Maybe now, after almost two
)
Maybe now, after almost two years, it's time to think again about support of AVX / FMA (3/4)?
With AVX Haswell can send 256
)
With AVX Haswell can send 256 bit vectors into the pipeline each clock tick, whereas Ivy still needed 2 128 bit vectors in 2 clocks. Intel slides say they want to enlarge the width to 512 bit in 2 years or so. Sounds like something worth using.. if it's not too much hassle.
And - with all due respect - for the next few years AVX support will liekly gain you more throughput than Einstein@Android.
MrS
Scanning for our furry friends since Jan 2002
Any updates after one more
)
Any updates after one more year?
MrS
Scanning for our furry friends since Jan 2002
Later BOINC clients (ie 7.3
)
Later BOINC clients (ie 7.3 and 7.4) also report AVX feature if the CPU supports it.
BOINC blog
Paging Bernd for any updates
)
Paging Bernd for any updates
Fair question. Currently
)
Fair question.
Currently the foundations are being laid so that the next generation GW app will use AVX (actually the best SIMD aritecture available on a given host). I think we might see this on E@H later this year.
The BRP app is mainly intended for GPU now and we won't touch the CPU code, I guess.

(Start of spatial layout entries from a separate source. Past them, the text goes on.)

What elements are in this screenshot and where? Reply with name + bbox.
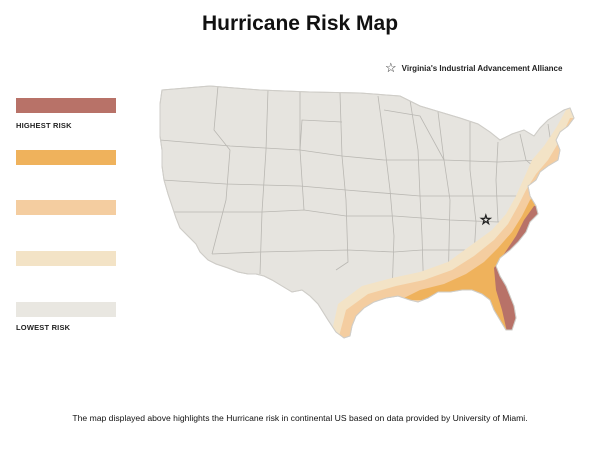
legend-swatch-highest: [16, 98, 116, 113]
annotation-label: Virginia's Industrial Advancement Allian…: [401, 63, 563, 73]
virginia-star-marker: ☆: [480, 213, 492, 228]
legend-swatch-low: [16, 251, 116, 266]
star-annotation: ☆ Virginia's Industrial Advancement Alli…: [385, 60, 563, 75]
legend-label-highest: HIGHEST RISK: [16, 121, 72, 130]
legend-swatch-high: [16, 150, 116, 165]
map-title: Hurricane Risk Map: [201, 12, 399, 35]
legend-swatch-medium: [16, 200, 116, 215]
star-outline-icon: ☆: [385, 60, 397, 75]
legend-label-lowest: LOWEST RISK: [16, 323, 71, 332]
legend-swatch-lowest: [16, 302, 116, 317]
map-caption: The map displayed above highlights the H…: [72, 413, 528, 423]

The FGRP (gamma ray pulsar search in FERMI/LAT data) app could benefit from an AVX enabled FFT.
Cheers
HB
RE: the best SIMD
)
That would be the ideal solution :)
I'm curious: what do you have to do to realize this?
MrS
Scanning for our furry friends since Jan 2002
The time has come. The next
)
The time has come. The next GW run will surely support AVX, will it? ;-)
The new search on the
)
The new search on the advanced-generation LIGO detector data has an AVX app, although currently only for Linux.
MrS
Scanning for our furry friends since Jan 2002
If you implement AVX, make
)
If you implement AVX, make sure you have a way to deny 256-bit wide AVX to AMD Bulldozer and Piledriver processors and instead serve either SSE3 or 128-bit wide AVX plus FMA4 to those processors unless you prove that the 256-bit AVX meets a special case. See http://www.agner.org/optimize/ on why this should be done in most cases. The only advantage I can see to sending 256-bit AVX to those processors is if the programmer can fit the entire working set in the 256-bit registers and not in the 128-bit registers. If neither fit, 128-bit AVX and SSE3 are faster than 256-bit AVX due to some horrendous performance of the 256-bit registers when they need to be written out to memory especially in Piledriver. If both fit, then the 128-bit AVX or SSE is better because a 256-bit instruction takes two of the four shared decoders to decode while the 128-bit instruction uses just one. Bulldozer's set of four shared instruction decoders also has problems when handling 256-bit AVX instructions that must be split into two 128-bit instructions each because this set can only split one of these instructions per clock cycle, so a second 256-bit instruction could stall the decoder set.
Steamroller fixes these problems, so you should serve 256-bit wide AVX with optional FMA4 to this processor with no problem. I would expect the same for Excavator.